The host prediction was transformed to three binary classification tasks, and we checked separately for virus’ target group (seed plants, arthropods, vertebrates) or lack of it. Feature selection with Lasso regularization (logistic regression) and recursive feature elimination (linear SVC) was performed similarly as for distinction between eukaryotic viruses and phages with the use of AUC in place of ‘fitness’ measure.

Viral Feature Extractor and Host Taxon Predictor software

Scripts for downloading viral genomic sequences, extracting viral and host lineage, and transforming sequences into features, written in Python 2.7, were merged together in one package named Viral Feature Extractor.

For all of machine learning algorithms (LR, QDA, kNN, SVC), hyperparameters and feature sets exhibiting the highest ‘fitness’ on cross-validation data were adopted to train the final classifiers using all the feature vectors from cross-validation as well as test set.

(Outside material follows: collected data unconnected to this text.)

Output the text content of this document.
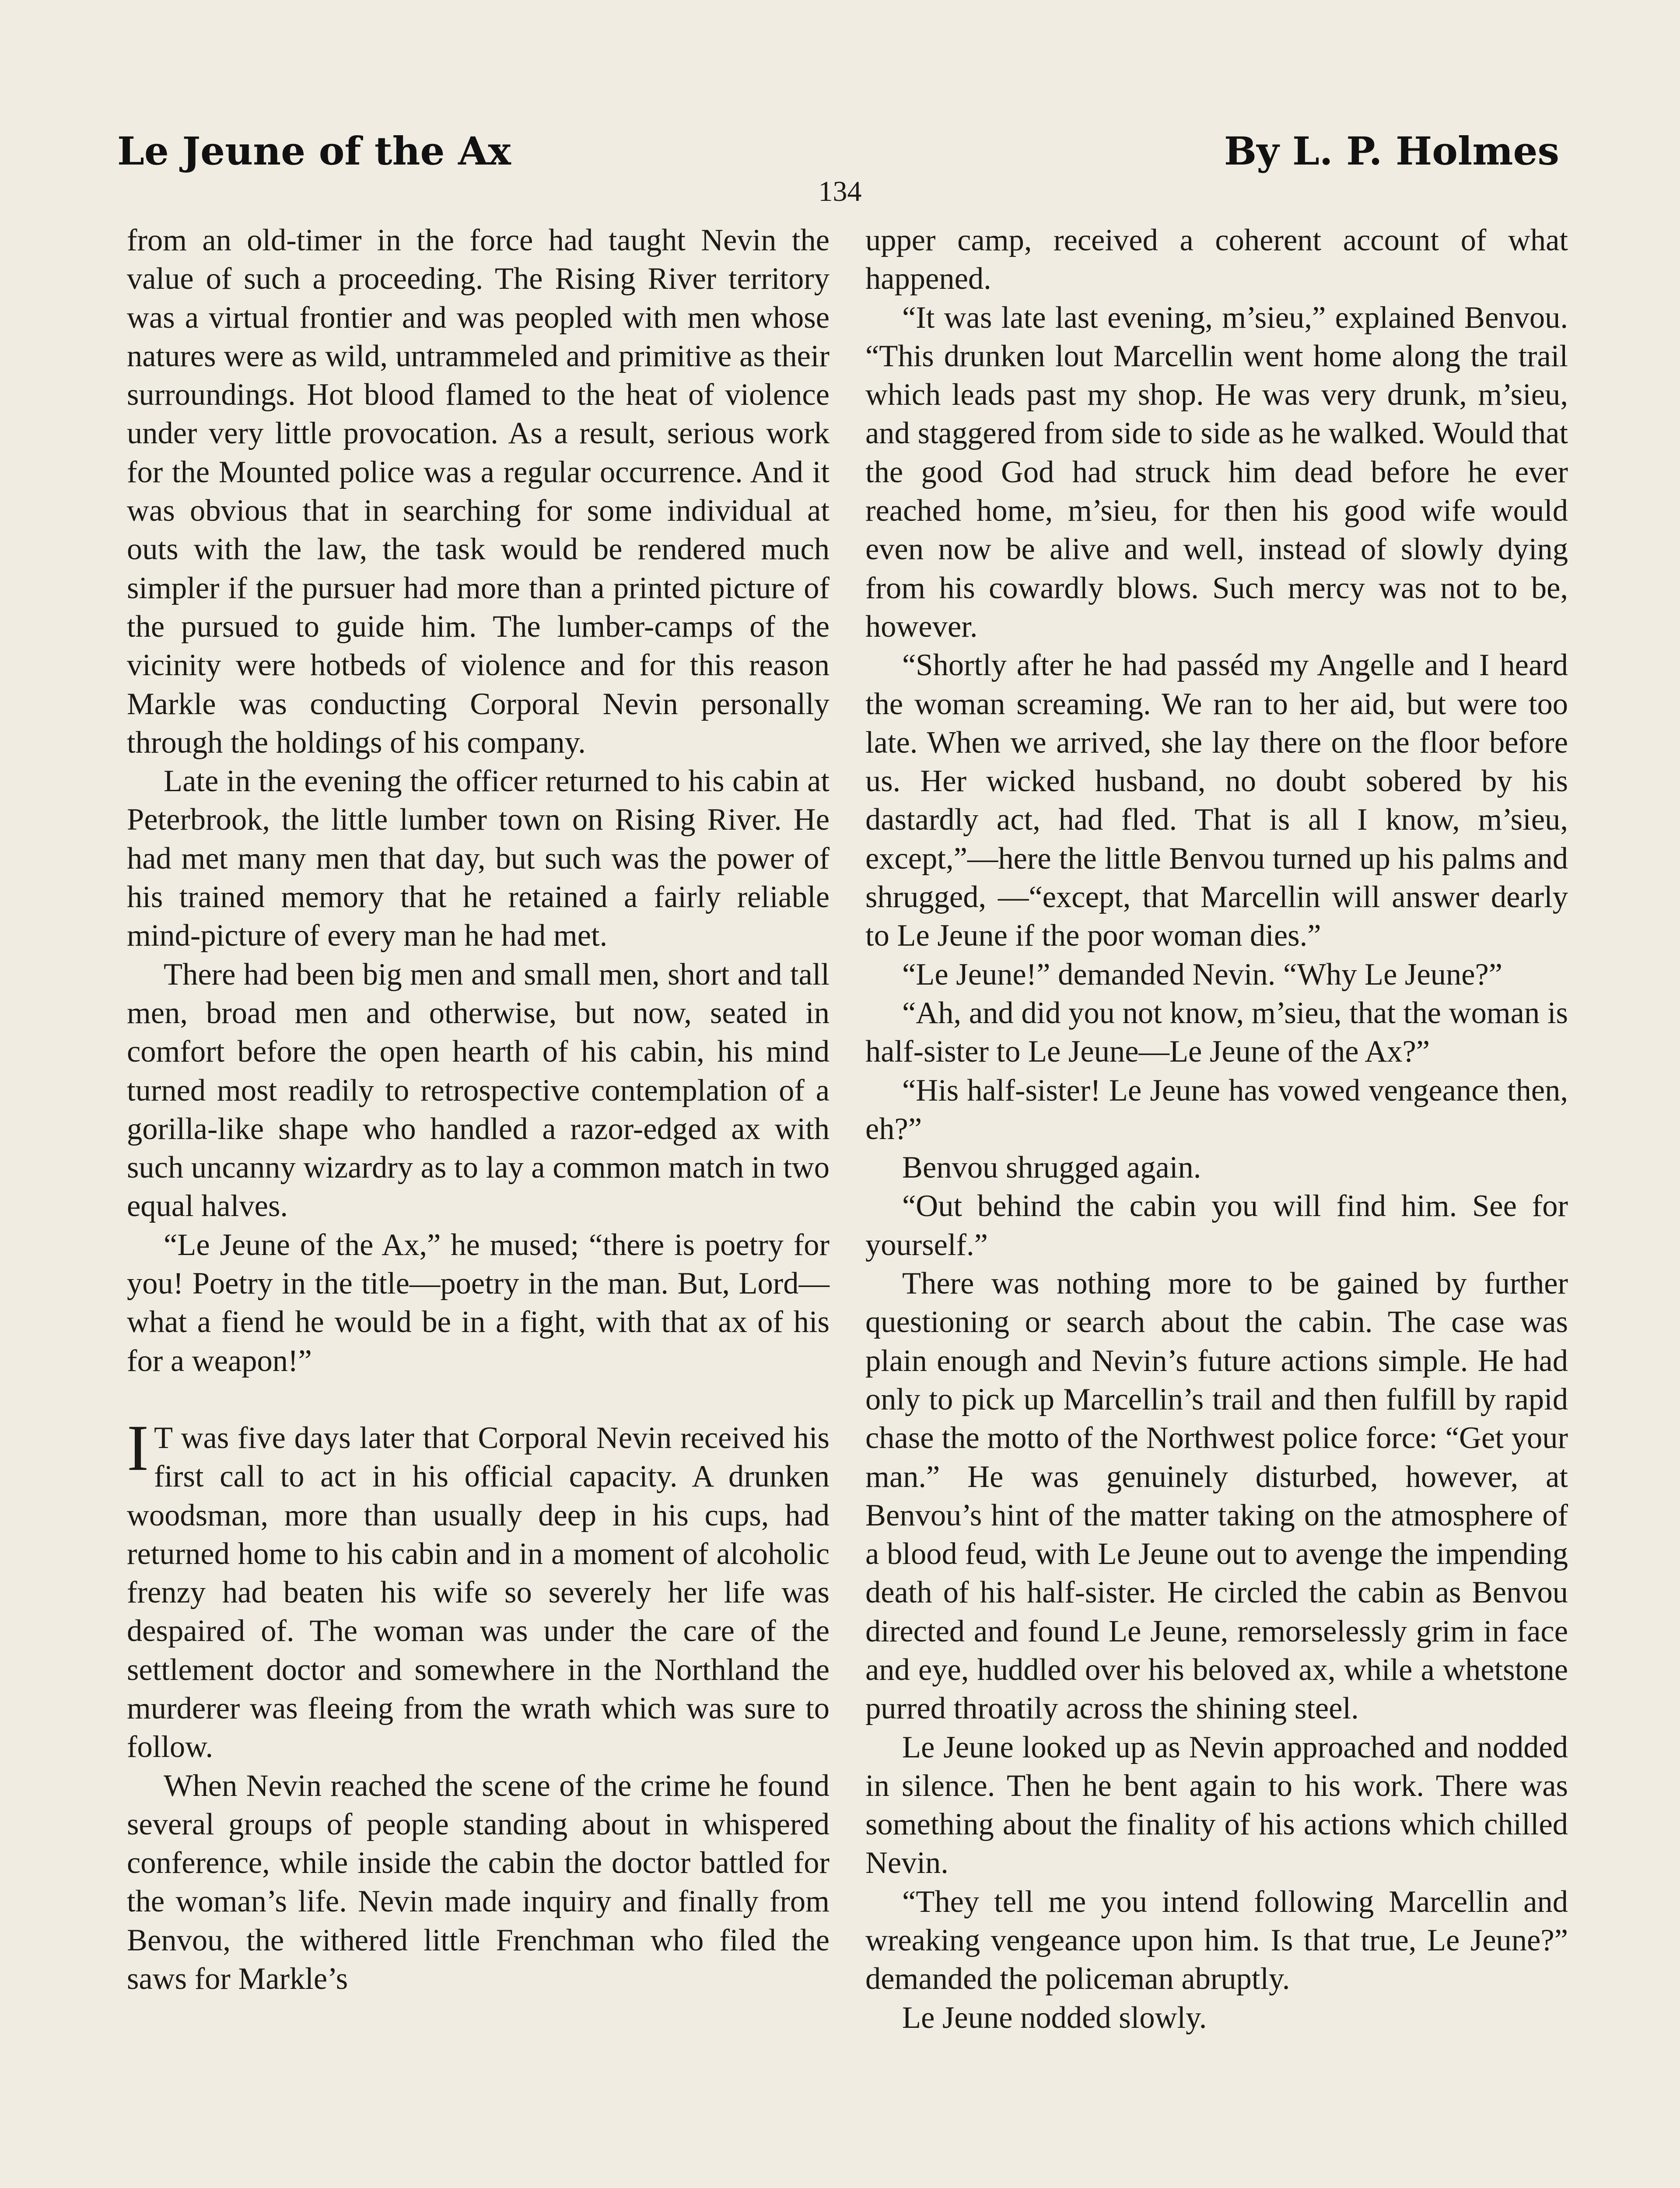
Le Jeune of the Ax	By L. P. Holmes
134

from an old-timer in the force had taught Nevin the value of such a proceeding. The Rising River territory was a virtual frontier and was peopled with men whose natures were as wild, untrammeled and primitive as their surroundings. Hot blood flamed to the heat of violence under very little provocation. As a result, serious work for the Mounted police was a regular occurrence. And it was obvious that in searching for some individual at outs with the law, the task would be rendered much simpler if the pursuer had more than a printed picture of the pursued to guide him. The lumber-camps of the vicinity were hotbeds of violence and for this reason Markle was conducting Corporal Nevin personally through the holdings of his company.

Late in the evening the officer returned to his cabin at Peterbrook, the little lumber town on Rising River. He had met many men that day, but such was the power of his trained memory that he retained a fairly reliable mind-picture of every man he had met.

There had been big men and small men, short and tall men, broad men and otherwise, but now, seated in comfort before the open hearth of his cabin, his mind turned most readily to retrospective contemplation of a gorilla-like shape who handled a razor-edged ax with such uncanny wizardry as to lay a common match in two equal halves.

“Le Jeune of the Ax,” he mused; “there is poetry for you! Poetry in the title—poetry in the man. But, Lord—what a fiend he would be in a fight, with that ax of his for a weapon!”

I T was five days later that Corporal Nevin received his first call to act in his official capacity. A drunken woodsman, more than usually deep in his cups, had returned home to his cabin and in a moment of alcoholic frenzy had beaten his wife so severely her life was despaired of. The woman was under the care of the settlement doctor and somewhere in the Northland the murderer was fleeing from the wrath which was sure to follow.

When Nevin reached the scene of the crime he found several groups of people standing about in whispered conference, while inside the cabin the doctor battled for the woman’s life. Nevin made inquiry and finally from Benvou, the withered little Frenchman who filed the saws for Markle’s

upper camp, received a coherent account of what happened.

“It was late last evening, m’sieu,” explained Benvou. “This drunken lout Marcellin went home along the trail which leads past my shop. He was very drunk, m’sieu, and staggered from side to side as he walked. Would that the good God had struck him dead before he ever reached home, m’sieu, for then his good wife would even now be alive and well, instead of slowly dying from his cowardly blows. Such mercy was not to be, however.

“Shortly after he had passéd my Angelle and I heard the woman screaming. We ran to her aid, but were too late. When we arrived, she lay there on the floor before us. Her wicked husband, no doubt sobered by his dastardly act, had fled. That is all I know, m’sieu, except,”—here the little Benvou turned up his palms and shrugged, —“except, that Marcellin will answer dearly to Le Jeune if the poor woman dies.”

“Le Jeune!” demanded Nevin. “Why Le Jeune?”

“Ah, and did you not know, m’sieu, that the woman is half-sister to Le Jeune—Le Jeune of the Ax?”

“His half-sister! Le Jeune has vowed vengeance then, eh?”

Benvou shrugged again.

“Out behind the cabin you will find him. See for yourself.”

There was nothing more to be gained by further questioning or search about the cabin. The case was plain enough and Nevin’s future actions simple. He had only to pick up Marcellin’s trail and then fulfill by rapid chase the motto of the Northwest police force: “Get your man.” He was genuinely disturbed, however, at Benvou’s hint of the matter taking on the atmosphere of a blood feud, with Le Jeune out to avenge the impending death of his half-sister. He circled the cabin as Benvou directed and found Le Jeune, remorselessly grim in face and eye, huddled over his beloved ax, while a whetstone purred throatily across the shining steel.

Le Jeune looked up as Nevin approached and nodded in silence. Then he bent again to his work. There was something about the finality of his actions which chilled Nevin.

“They tell me you intend following Marcellin and wreaking vengeance upon him. Is that true, Le Jeune?” demanded the policeman abruptly.

Le Jeune nodded slowly.
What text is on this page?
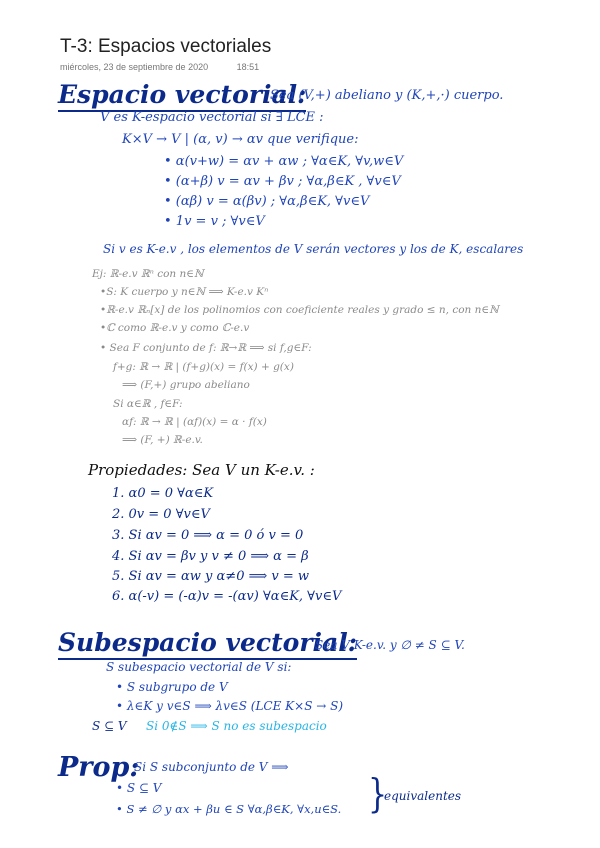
T-3: Espacios vectoriales
miércoles, 23 de septiembre de 2020	18:51
Espacio vectorial:
Sea (V,+) abeliano y (K,+,·) cuerpo.
V es K-espacio vectorial si ∃ LCE :
K×V → V | (α, v) → αv que verifique:
• α(v+w) = αv + αw ; ∀α∈K, ∀v,w∈V
• (α+β) v = αv + βv ; ∀α,β∈K , ∀v∈V
• (αβ) v = α(βv) ; ∀α,β∈K, ∀v∈V
• 1v = v ; ∀v∈V
Si v es K-e.v , los elementos de V serán vectores y los de K, escalares
Ej: ℝ-e.v ℝⁿ con n∈ℕ
•S: K cuerpo y n∈ℕ ⟹ K-e.v Kⁿ
•ℝ-e.v ℝₙ[x] de los polinomios con coeficiente reales y grado ≤ n, con n∈ℕ
•ℂ como ℝ-e.v y como ℂ-e.v
• Sea F conjunto de f: ℝ→ℝ ⟹ si f,g∈F:
f+g: ℝ → ℝ | (f+g)(x) = f(x) + g(x)
⟹ (F,+) grupo abeliano
Si α∈ℝ , f∈F:
αf: ℝ → ℝ | (αf)(x) = α · f(x)
⟹ (F, +) ℝ-e.v.
Propiedades: Sea V un K-e.v. :
1. α0 = 0 ∀α∈K
2. 0v = 0 ∀v∈V
3. Si αv = 0 ⟹ α = 0 ó v = 0
4. Si αv = βv y v ≠ 0 ⟹ α = β
5. Si αv = αw y α≠0 ⟹ v = w
6. α(-v) = (-α)v = -(αv) ∀α∈K, ∀v∈V
Subespacio vectorial:
Sea V K-e.v. y ∅ ≠ S ⊆ V.
S subespacio vectorial de V si:
• S subgrupo de V
• λ∈K y v∈S ⟹ λv∈S (LCE K×S → S)
S ⊆ V Si 0∉S ⟹ S no es subespacio
Prop:
Si S subconjunto de V ⟹
• S ⊆ V
• S ≠ ∅ y αx + βu ∈ S ∀α,β∈K, ∀x,u∈S. }
equivalentes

The classifiers were wrapped with feature extraction functions in one Python console application called Host Taxon Predictor. The application accepts algorithm name, nucleic acid type, and raw or fasta-formatted viral genomic sequence and returns either the exact class of virus (Eukaryota-infecting or phage) or class probabilities.

Host taxon predictor evaluation on new viruses

A new collection of viral nucleotide reference sequences was downloaded on August 27, 2018 and hosts’ lineages were determined as described in Data collection and determination of host’s lineage sections. Host’s lineages for 837 new viruses were determined, of which 756, 72, and 9 infects Eukaryota, Bacteria, and Archaea, respectively. The viral sequences were later analyzed by HTP to obtain class probabilities and compute AUC and MCC. Identifiers of the viral sequences are available at https://github.com/wojciech-galan/supplementary_materials/blob/master/datasets/new_viruses_ids.

Host taxon predictor evaluation on sequence fragments

The newly downloaded sequence collection was used to evaluate HTP’s performance on sequence fragments. The generation of sequence fragments datasets was attempted with WGSIM simulator (https://github.com/lh3/wgsim) which crashed with fragment length > 1000 nt. The challenge was addressed by creation of authors’ own script which is available at https://github.com/wojciech-galan/supplementary_materials/blob/master/code/my_read_simulator.py. The script was applied to produce sequence fragments of lengths s and base substitution rate r, where s equals to 100, 250, 500, 1000, 3000 or 10000, and r equals to 0 or 0.02. The sequence fragments were generated randomly. Probability of generating a subsequence from a sequence of length S was proportional to S-s + 1 for S-s ≥ 0, so a subsequence could be generated only if the subsequence is supposed to be no longer than the original sequence. Next, sequence fragments were analyzed with HTP as described above.